Ce 10 novembre 1861.

Non, Princesse, ce n’est jamais moi qui me permettrai des remontrances ; mais vous nous mettez à l’aise, vous nous permettez de penser tout haut devant vous, et c’est un de vos charmes ; ne vous étonnez pas si nous en profitons.

Je ne sais si je me serais jamais entendu à la politique ; mais je m’en suis toujours trop peu occupé, et d’une manière trop peu suivie, pour me flatter d’avoir un avis tout à fait sérieux. Je ne sens que comme tout le monde, comme le gros des gens.

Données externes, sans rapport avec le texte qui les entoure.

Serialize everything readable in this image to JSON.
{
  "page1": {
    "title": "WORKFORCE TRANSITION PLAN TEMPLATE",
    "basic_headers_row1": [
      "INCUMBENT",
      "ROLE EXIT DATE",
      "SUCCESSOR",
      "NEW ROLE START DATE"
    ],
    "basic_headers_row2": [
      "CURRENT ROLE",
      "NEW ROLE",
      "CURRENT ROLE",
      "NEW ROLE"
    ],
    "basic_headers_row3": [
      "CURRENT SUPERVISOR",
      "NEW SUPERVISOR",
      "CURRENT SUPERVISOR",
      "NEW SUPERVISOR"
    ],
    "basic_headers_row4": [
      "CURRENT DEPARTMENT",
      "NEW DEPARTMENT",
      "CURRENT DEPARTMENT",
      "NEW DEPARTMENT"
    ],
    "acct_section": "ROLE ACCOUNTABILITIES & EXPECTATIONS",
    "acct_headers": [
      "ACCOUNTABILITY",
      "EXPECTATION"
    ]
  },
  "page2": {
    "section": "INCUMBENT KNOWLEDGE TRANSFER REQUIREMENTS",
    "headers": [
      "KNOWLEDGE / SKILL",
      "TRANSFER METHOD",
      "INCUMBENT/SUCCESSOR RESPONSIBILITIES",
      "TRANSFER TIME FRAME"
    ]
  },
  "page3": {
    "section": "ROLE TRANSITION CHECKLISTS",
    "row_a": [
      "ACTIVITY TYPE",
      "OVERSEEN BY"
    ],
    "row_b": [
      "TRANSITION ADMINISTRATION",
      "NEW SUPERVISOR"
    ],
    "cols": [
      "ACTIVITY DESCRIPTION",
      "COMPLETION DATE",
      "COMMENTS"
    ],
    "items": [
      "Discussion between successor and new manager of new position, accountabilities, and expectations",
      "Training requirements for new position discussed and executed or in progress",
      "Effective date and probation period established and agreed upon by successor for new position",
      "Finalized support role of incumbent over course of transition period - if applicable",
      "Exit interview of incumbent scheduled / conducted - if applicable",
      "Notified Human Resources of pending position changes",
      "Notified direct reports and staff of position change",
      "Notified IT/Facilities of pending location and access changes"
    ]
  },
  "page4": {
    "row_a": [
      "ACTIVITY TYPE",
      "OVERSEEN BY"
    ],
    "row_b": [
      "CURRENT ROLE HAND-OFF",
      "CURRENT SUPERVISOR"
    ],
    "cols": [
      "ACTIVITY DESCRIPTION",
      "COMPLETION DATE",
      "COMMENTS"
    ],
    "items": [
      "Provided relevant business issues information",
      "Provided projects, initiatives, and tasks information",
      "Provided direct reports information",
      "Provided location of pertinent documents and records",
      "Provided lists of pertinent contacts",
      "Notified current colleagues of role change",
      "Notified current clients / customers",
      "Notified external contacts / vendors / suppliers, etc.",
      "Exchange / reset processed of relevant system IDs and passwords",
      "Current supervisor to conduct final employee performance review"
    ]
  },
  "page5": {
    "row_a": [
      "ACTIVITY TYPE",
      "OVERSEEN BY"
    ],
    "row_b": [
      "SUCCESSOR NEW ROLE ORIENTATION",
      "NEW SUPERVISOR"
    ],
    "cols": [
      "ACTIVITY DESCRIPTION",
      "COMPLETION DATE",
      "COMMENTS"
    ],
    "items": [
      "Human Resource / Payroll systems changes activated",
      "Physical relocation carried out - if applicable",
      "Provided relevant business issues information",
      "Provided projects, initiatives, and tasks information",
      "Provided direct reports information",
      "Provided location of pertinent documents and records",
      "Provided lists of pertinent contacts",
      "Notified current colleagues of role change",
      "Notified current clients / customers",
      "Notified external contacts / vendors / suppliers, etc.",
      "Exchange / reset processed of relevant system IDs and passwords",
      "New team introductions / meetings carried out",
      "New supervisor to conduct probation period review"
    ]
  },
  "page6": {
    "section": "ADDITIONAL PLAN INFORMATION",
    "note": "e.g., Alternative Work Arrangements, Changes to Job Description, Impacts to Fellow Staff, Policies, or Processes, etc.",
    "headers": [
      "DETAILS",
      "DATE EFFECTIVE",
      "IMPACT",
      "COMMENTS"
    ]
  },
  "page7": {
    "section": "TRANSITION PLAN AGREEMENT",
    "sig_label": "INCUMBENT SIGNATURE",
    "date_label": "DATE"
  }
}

Eh bien, c’est ainsi que j’ai pris le grand acte d’avant-hier[1]. Est-ce très-sage et très-prudent par rapport à un avenir éloigné ? Ne pouvait-on faire autrement ? moins accorder, — faire moins belle part à celui qui rentre, etc., etc. ? Ce n’est pas là ce qui me frappe. — L’empereur y gagne-t-il dans l’opinion ? Cette surprise annuelle, qu’il nous fait après tant d’autres qui étaient quelquefois libérales, toujours nationales, est-elle digne des précédentes ? est-elle propre à aller au cœur de quelques-uns de ceux que les précédentes n’avaient pas suffisamment touchés ? Cela est-il de nature à lui gagner, à lui concilier de plus en plus à lui, à son régime et à sa tige, les esprits français qui se laissent prendre à la façon autant qu’au fond ?

Ce sont là, Princesse, les seules questions que je me suis posées et qui se sont résolues d’elles-mêmes dans mon esprit, qui est assez peuple et qui y va d’instinct. Le reste est affaire aux hommes d’État. Ils en ont le profit : qu’ils en aient la peine.

Mais je crois, en vérité, que je disserte, et je ne voulais, Princesse, qu’avoir l’honneur de vous remercier de votre gracieuse pensée, et me redire, de Votre Altesse impériale, le plus reconnaissant et dévoué serviteur.

  1. L’événement important du jour était le rappel de M. Achille Fould au ministère des finances, et l’inauguration, par le fait même de ce nouveau ministère, de l’application du régime de la discussion à l’emploi des ressources et fonds publics. (Voir le Moniteur universel du 14 novembre 1861.)